C’è la memoria e quindi i ricordi, le emozioni e le sensazioni, i sentimenti. Positivi o negativi.
Il profumo è seduzione e immaginazione. Passato, presente e futuro. Ma è anche concreto e tangibile. In un certo senso lo tocchi, lo tieni vicino se ti piace e lo allontani se non ti piace. È primordiale e fuggevole allo stesso tempo.

Valigia sensoriale: aromi varietali glicosilati e aromi varietali liberi
Le sostanze odorose presenti nel vino, più facilmente percepibili dall’essere umano, si chiamano aromi varietali glicosilati, i quali riescono a liberarsi e diventare palpabili con l’inizio della fermentazione una volta entrati in contatto con lo zucchero.
Il legame glicosidico si rompe e iniziano la loro corsa.
Esistono anche gli aromi varietali liberi, presenti soprattutto nei vitigni aromatici vedi Moscato, i quali al contrario dei precedenti possono essere avvertiti semplicemente masticandone un acino.
Hanno nomi strani e complicati. Ci sono i terpeni, i norisoprenoidi, le metossipirazine, gli alcoli, gli esteri, i chetoni, gli aldeidi…
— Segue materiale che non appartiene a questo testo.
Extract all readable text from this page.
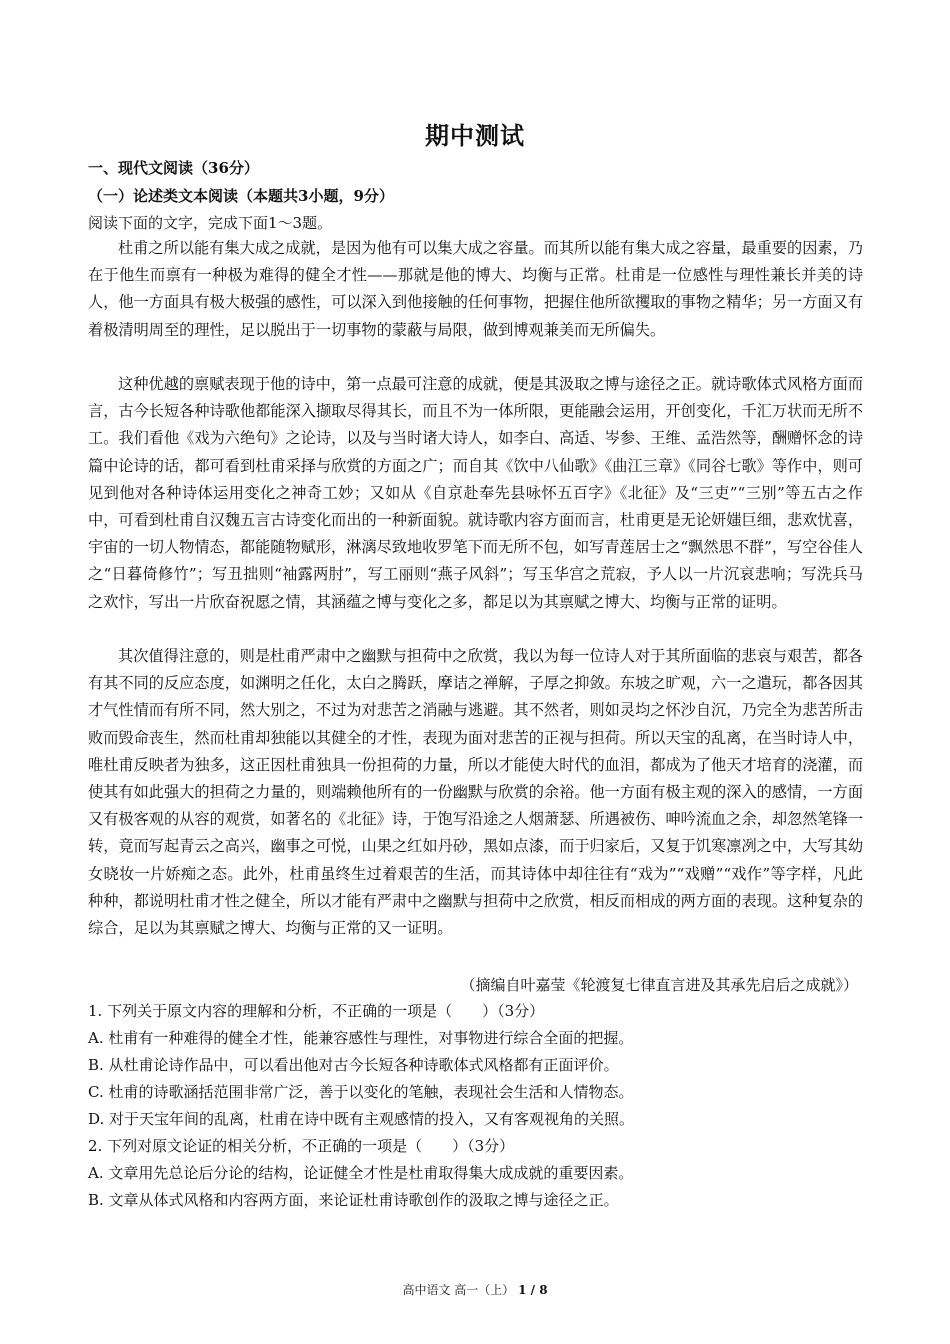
期中测试
一、现代文阅读（36分）
（一）论述类文本阅读（本题共3小题，9分）
阅读下面的文字，完成下面1～3题。

杜甫之所以能有集大成之成就，是因为他有可以集大成之容量。而其所以能有集大成之容量，最重要的因素，乃在于他生而禀有一种极为难得的健全才性——那就是他的博大、均衡与正常。杜甫是一位感性与理性兼长并美的诗人，他一方面具有极大极强的感性，可以深入到他接触的任何事物，把握住他所欲攫取的事物之精华；另一方面又有着极清明周至的理性，足以脱出于一切事物的蒙蔽与局限，做到博观兼美而无所偏失。

这种优越的禀赋表现于他的诗中，第一点最可注意的成就，便是其汲取之博与途径之正。就诗歌体式风格方面而言，古今长短各种诗歌他都能深入撷取尽得其长，而且不为一体所限，更能融会运用，开创变化，千汇万状而无所不工。我们看他《戏为六绝句》之论诗，以及与当时诸大诗人，如李白、高适、岑参、王维、孟浩然等，酬赠怀念的诗篇中论诗的话，都可看到杜甫采择与欣赏的方面之广；而自其《饮中八仙歌》《曲江三章》《同谷七歌》等作中，则可见到他对各种诗体运用变化之神奇工妙；又如从《自京赴奉先县咏怀五百字》《北征》及“三吏”“三别”等五古之作中，可看到杜甫自汉魏五言古诗变化而出的一种新面貌。就诗歌内容方面而言，杜甫更是无论妍媸巨细，悲欢忧喜，宇宙的一切人物情态，都能随物赋形，淋漓尽致地收罗笔下而无所不包，如写青莲居士之“飘然思不群”，写空谷佳人之“日暮倚修竹”；写丑拙则“袖露两肘”，写工丽则“燕子风斜”；写玉华宫之荒寂，予人以一片沉哀悲响；写洗兵马之欢忭，写出一片欣奋祝愿之情，其涵蕴之博与变化之多，都足以为其禀赋之博大、均衡与正常的证明。

其次值得注意的，则是杜甫严肃中之幽默与担荷中之欣赏，我以为每一位诗人对于其所面临的悲哀与艰苦，都各有其不同的反应态度，如渊明之任化，太白之腾跃，摩诘之禅解，子厚之抑敛。东坡之旷观，六一之遣玩，都各因其才气性情而有所不同，然大别之，不过为对悲苦之消融与逃避。其不然者，则如灵均之怀沙自沉，乃完全为悲苦所击败而毁命丧生，然而杜甫却独能以其健全的才性，表现为面对悲苦的正视与担荷。所以天宝的乱离，在当时诗人中，唯杜甫反映者为独多，这正因杜甫独具一份担荷的力量，所以才能使大时代的血泪，都成为了他天才培育的浇灌，而使其有如此强大的担荷之力量的，则端赖他所有的一份幽默与欣赏的余裕。他一方面有极主观的深入的感情，一方面又有极客观的从容的观赏，如著名的《北征》诗，于饱写沿途之人烟萧瑟、所遇被伤、呻吟流血之余，却忽然笔锋一转，竟而写起青云之高兴，幽事之可悦，山果之红如丹砂，黑如点漆，而于归家后，又复于饥寒凛冽之中，大写其幼女晓妆一片娇痴之态。此外，杜甫虽终生过着艰苦的生活，而其诗体中却往往有“戏为”“戏赠”“戏作”等字样，凡此种种，都说明杜甫才性之健全，所以才能有严肃中之幽默与担荷中之欣赏，相反而相成的两方面的表现。这种复杂的综合，足以为其禀赋之博大、均衡与正常的又一证明。

（摘编自叶嘉莹《轮渡复七律直言进及其承先启后之成就》）
1. 下列关于原文内容的理解和分析，不正确的一项是（　　）（3分）
A. 杜甫有一种难得的健全才性，能兼容感性与理性，对事物进行综合全面的把握。
B. 从杜甫论诗作品中，可以看出他对古今长短各种诗歌体式风格都有正面评价。
C. 杜甫的诗歌涵括范围非常广泛，善于以变化的笔触，表现社会生活和人情物态。
D. 对于天宝年间的乱离，杜甫在诗中既有主观感情的投入，又有客观视角的关照。
2. 下列对原文论证的相关分析，不正确的一项是（　　）（3分）
A. 文章用先总论后分论的结构，论证健全才性是杜甫取得集大成成就的重要因素。
B. 文章从体式风格和内容两方面，来论证杜甫诗歌创作的汲取之博与途径之正。
高中语文 高一（上） 1 / 8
Tuttavia al di là dei tecnicismi, quello che conta è che tali sostanze danno vita ai profumi che caratterizzano le nostre vite, danno vita a quei profumi che ci hanno fatto crescere e, a volte, portato in luoghi più o meno lontani, fisici o simbolici.
Rappresentano la valigia sensoriale del conosciuto e a volte, nella frenesia o disattenzione, dimenticato.
Rappresentano quello che vorremmo insegnare ai nostri figli o nipoti, rappresentano qualcosa di noi che è bello lasciare, tramandare e custodire.
Rappresentano quello spazio cognitivo emotivo, astratto e concreto che contraddistingue più esistenze.